There's a small independent station in North Carolina, WPNC. They tout themselves as having "the largest music library in America." They are also a painful station to listen to. If you like one song they play, you probably won't like the next. And then you'll hear stuff from the 70s that may have hit # 1 on Billboard/AT40, but has absolutely *zero* business being played on radio. They try to be a mix of Classic Hits and AC, but it just doesn't work. Nevermind the fact that they run a very wide variety of syndicated shows all day on Saturday and Sunday that are all good shows, but aren't necessarily shows that work well with each other or work with the format they are trying to make happen on weekdays.

They do all-Christmas in November and December, but still run all of these syndicated shows. So folks that depend on them for their Christmas music can't find it on weekends. In fact, this past Christmas was on a Saturday and despite being "The Holiday Music Station", they were airing Flashback on Christmas morning.

Oh, and their website is a trip.

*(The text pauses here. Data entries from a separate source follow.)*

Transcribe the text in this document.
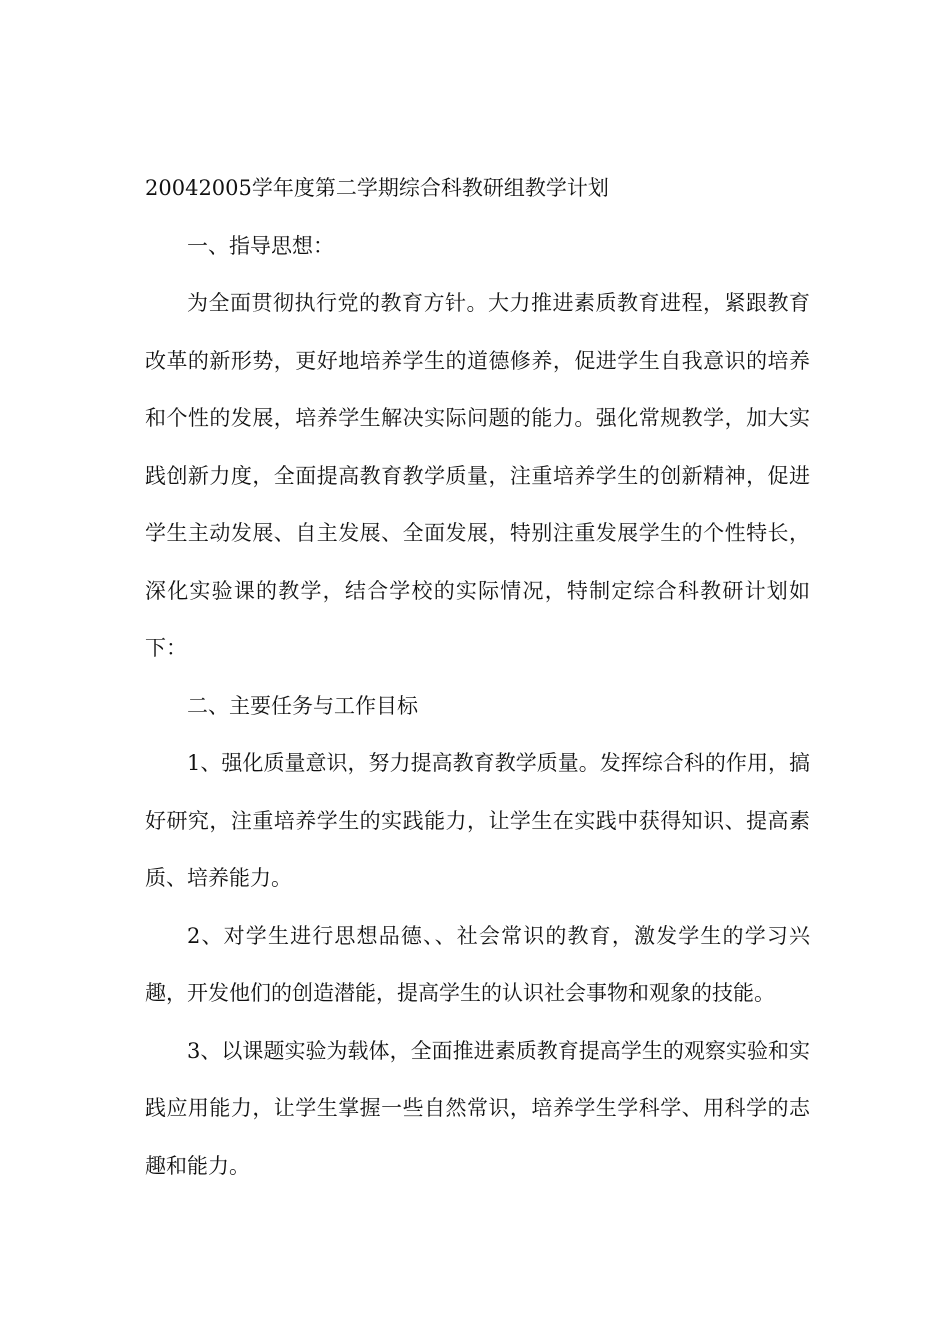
20042005学年度第二学期综合科教研组教学计划

一、指导思想：

为全面贯彻执行党的教育方针。大力推进素质教育进程，紧跟教育改革的新形势，更好地培养学生的道德修养，促进学生自我意识的培养和个性的发展，培养学生解决实际问题的能力。强化常规教学，加大实践创新力度，全面提高教育教学质量，注重培养学生的创新精神，促进学生主动发展、自主发展、全面发展，特别注重发展学生的个性特长，深化实验课的教学，结合学校的实际情况，特制定综合科教研计划如下：

二、主要任务与工作目标

1、强化质量意识，努力提高教育教学质量。发挥综合科的作用，搞好研究，注重培养学生的实践能力，让学生在实践中获得知识、提高素质、培养能力。

2、对学生进行思想品德、、社会常识的教育，激发学生的学习兴趣，开发他们的创造潜能，提高学生的认识社会事物和观象的技能。

3、以课题实验为载体，全面推进素质教育提高学生的观察实验和实践应用能力，让学生掌握一些自然常识，培养学生学科学、用科学的志趣和能力。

Magic 95.9 Wpnc - Listen To Music Online, Radio Advertising, Radio Entertainment

I'm sure the owner/PD/morning guy is well meaning trying to program a station for "everyone". But by doing that, you're essentially programming a station for no one.
This station near the coast and has very few people in its listening area.

It might reach the Outer Banks which has tourists and more permanent residents but its signal probably isn't ideal there.

And it's not the only station trying to do everything in that area.
 
This station near the coast and has very few people in its listening area.

It might reach the Outer Banks which has tourists and more permanent residents but its signal probably isn't ideal there.

And it's not the only station trying to do everything in that area.
Is this that little LPFM on 101.5? We vacationed about a quarter of a mile from their site. Very eclectic mix of old and new rock with generic liner-voicetracks. Seemed like more of a hobby station than a serious part of the community.
 
Is this that little LPFM on 101.5? We vacationed about a quarter of a mile from their site. Very eclectic mix of old and new rock with generic liner-voicetracks. Seemed like more of a hobby station than a serious part of the community.
No, it's a full-power small town FM.
 
Apparently you don't listen often enough. Mediabase is correct.
No, we were both right. The majority are from the 70s-80s but they mainly only get 1-3 spins a week. The later a song is, the more they spin it, but there are less songs on the playlist from later on. An interesting strategy, though I'm guessing they're forced to spin the currents that much to stay on the ac panel.
 
An interesting strategy, though I'm guessing they're forced to spin the currents that much to stay on the ac panel.
That would be the tail wagging the dog. Stations are not compensated to be in any of the airplay panels, so the only reason to stay is prestige. And prestige doesn't pay the bills.
 
That would be the tail wagging the dog. Stations are not compensated to be in any of the airplay panels, so the only reason to stay is prestige. And prestige doesn't pay the bills.
I'm thinking that's the case though for whatever reason. It's also because of the fact that they only have a small number of currents which disappear usually after playing it for a period of time (for example "watermelon sugar" was hardly played at all, and I don't think adore you is still on the playlist despite being on other acs.)